バイブル・エッセイ(58) 感謝する心

 このエッセイは4月3日、初金曜日ミサでの説教に基づいています。
 エスは言われた。「わたしは、父が与えてくださった多くの善い業をあなたたちに示した。その中のどの業のために、石で打ち殺そうとするのか。」ユダヤ人たちは答えた。「善い業のことで、石で打ち殺すのではない。神を冒涜したからだ。あなたは、人間なのに、自分を神としているからだ。」
 そこで、イエスは言われた。「あなたたちの律法に、『わたしは言う。あなたたちは神々である』と書いてあるではないか。神の言葉を受けた人たちが、『神々』と言われている。そして、聖書が廃れることはありえない。それなら、父から聖なる者とされて世に遣わされたわたしが、『わたしは神の子である』と言ったからとて、どうして『神を冒涜している』と言うのか。もし、わたしが父の業を行っていないのであれば、わたしを信じなくてもよい。しかし、行っているのであれば、わたしを信じなくても、その業を信じなさい。そうすれば、父がわたしの内におられ、わたしが父の内にいることを、あなたたちは知り、また悟るだろう。」(ヨハネ10:32-38)

 先日、桜の写真を撮りに京都まで行ってきました。京都の桜はすごいと聞いてはいましたが、お天気にも恵まれてもう錦絵の中に迷い込んだかと錯覚するほどの美しさでした。枝垂桜の大木が特にきれいだったので、一本一本の木の前で20分も30分もとどまって写真を撮っていきました。
 そんなとき、他の見物客の声が耳に聞こえてきます。驚いたことに、ある人たちは美しい桜を前にして「なんだ、去年よりはたいしたことがないな」、「○○公園の桜の方がきれいだわ」と言っています。家で何かいやなことがあったのかもしれませんが、目の前にあるこれほどの美しさが目に入っていないようなのです。
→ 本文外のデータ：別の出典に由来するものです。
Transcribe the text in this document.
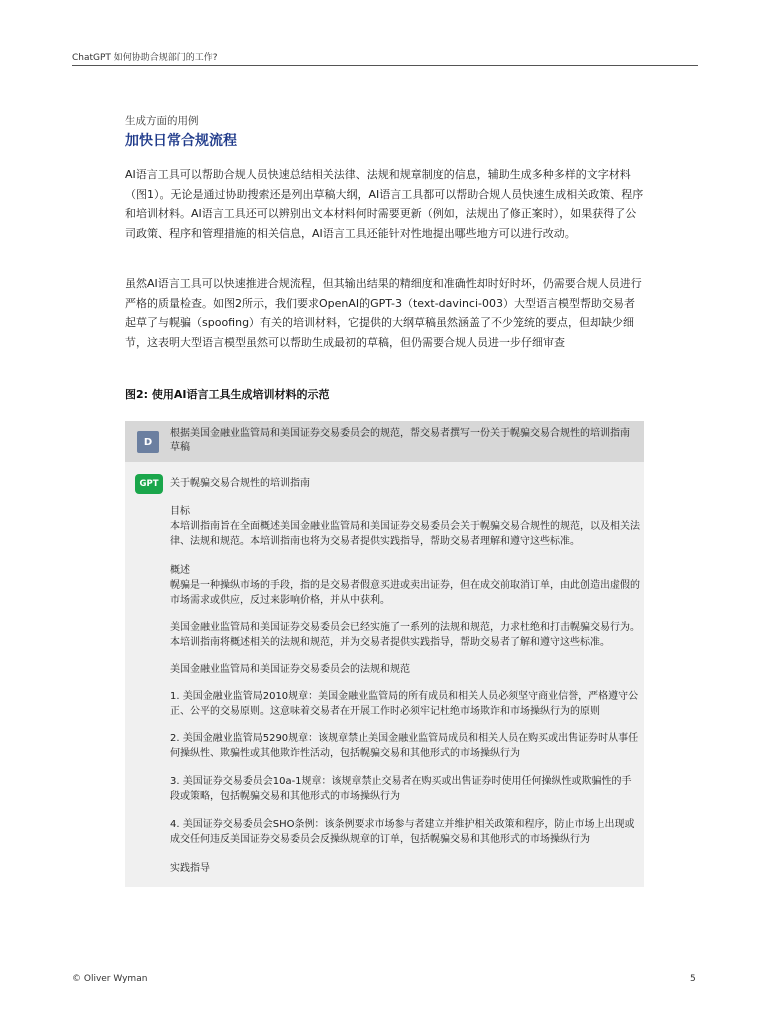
ChatGPT 如何协助合规部门的工作?
生成方面的用例
加快日常合规流程

AI语言工具可以帮助合规人员快速总结相关法律、法规和规章制度的信息，辅助生成多种多样的文字材料（图1）。无论是通过协助搜索还是列出草稿大纲，AI语言工具都可以帮助合规人员快速生成相关政策、程序和培训材料。AI语言工具还可以辨别出文本材料何时需要更新（例如，法规出了修正案时），如果获得了公司政策、程序和管理措施的相关信息，AI语言工具还能针对性地提出哪些地方可以进行改动。

虽然AI语言工具可以快速推进合规流程，但其输出结果的精细度和准确性却时好时坏，仍需要合规人员进行严格的质量检查。如图2所示，我们要求OpenAI的GPT-3（text-davinci-003）大型语言模型帮助交易者起草了与幌骗（spoofing）有关的培训材料，它提供的大纲草稿虽然涵盖了不少笼统的要点，但却缺少细节，这表明大型语言模型虽然可以帮助生成最初的草稿，但仍需要合规人员进一步仔细审查

图2: 使用AI语言工具生成培训材料的示范
D

根据美国金融业监管局和美国证券交易委员会的规范，帮交易者撰写一份关于幌骗交易合规性的培训指南草稿

GPT	关于幌骗交易合规性的培训指南

目标

本培训指南旨在全面概述美国金融业监管局和美国证券交易委员会关于幌骗交易合规性的规范，以及相关法律、法规和规范。本培训指南也将为交易者提供实践指导，帮助交易者理解和遵守这些标准。

概述

幌骗是一种操纵市场的手段，指的是交易者假意买进或卖出证券，但在成交前取消订单，由此创造出虚假的市场需求或供应，反过来影响价格，并从中获利。

美国金融业监管局和美国证券交易委员会已经实施了一系列的法规和规范，力求杜绝和打击幌骗交易行为。本培训指南将概述相关的法规和规范，并为交易者提供实践指导，帮助交易者了解和遵守这些标准。

美国金融业监管局和美国证券交易委员会的法规和规范

1. 美国金融业监管局2010规章：美国金融业监管局的所有成员和相关人员必须坚守商业信誉，严格遵守公正、公平的交易原则。这意味着交易者在开展工作时必须牢记杜绝市场欺诈和市场操纵行为的原则

2. 美国金融业监管局5290规章：该规章禁止美国金融业监管局成员和相关人员在购买或出售证券时从事任何操纵性、欺骗性或其他欺诈性活动，包括幌骗交易和其他形式的市场操纵行为

3. 美国证券交易委员会10a-1规章：该规章禁止交易者在购买或出售证券时使用任何操纵性或欺骗性的手段或策略，包括幌骗交易和其他形式的市场操纵行为

4. 美国证券交易委员会SHO条例：该条例要求市场参与者建立并维护相关政策和程序，防止市场上出现或成交任何违反美国证券交易委员会反操纵规章的订单，包括幌骗交易和其他形式的市场操纵行为

实践指导

© Oliver Wyman	5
 この人たちの感じ方は、今日の福音の中の律法学者たちと通じるところがあるように思います。目の前でイエスが、これ以上はないというくらいはっきりした形で神の愛を語り、それを業によって証しているにもかかわらず、彼らの目にはそれが見えないのです。「自分たちのほうが神のことをよく知っている。この若造が何を偉そうなことを言うんだ」というような思いが、彼らの目をふさいでしまったのでしょう。
 そうかと思うと、別の見物客の御婦人は桜を見て「こんな花を見ていると、なんだか涙が出てくるわね」と言っていました。桜のあまりの美しさに心を打たれ、ちっぽけな自分にこれほどの美しさを示してくれた神、ないし人間の力を越えた何ものかに感謝の涙があふれてくる、そんな気持ちだったのではないかと思います。その言葉を聞いて、わたしも「本当にそうだなぁ」と思いました。
 そうやって感謝の心で桜を見始めたとき、不思議な感覚が起こってきました。一本一本の桜の木が、わたしに話しかけてくるような気がしたのです。「人のことは気にせず、自分なりに精いっぱいに咲けばいいんだよ」、「神様はいつもきみのそばにいるんだ、安心しなさい」、満開の桜がわたしにそう語りかけてきたのです。桜に宿った聖霊が、わたしに語りかけたのかもしれません。
 これと同じように、もしわたしたちがイエスに心を開き、感謝の言葉でイエスの言動を受け止めるなら、わたしたちはイエスの中に宿っておられる神に出会うことができるのではないでしょうか。傲慢さを捨て、感謝の心でイエスと出会いたいものです。
※写真の解説…京都・醍醐寺三宝院の枝垂桜。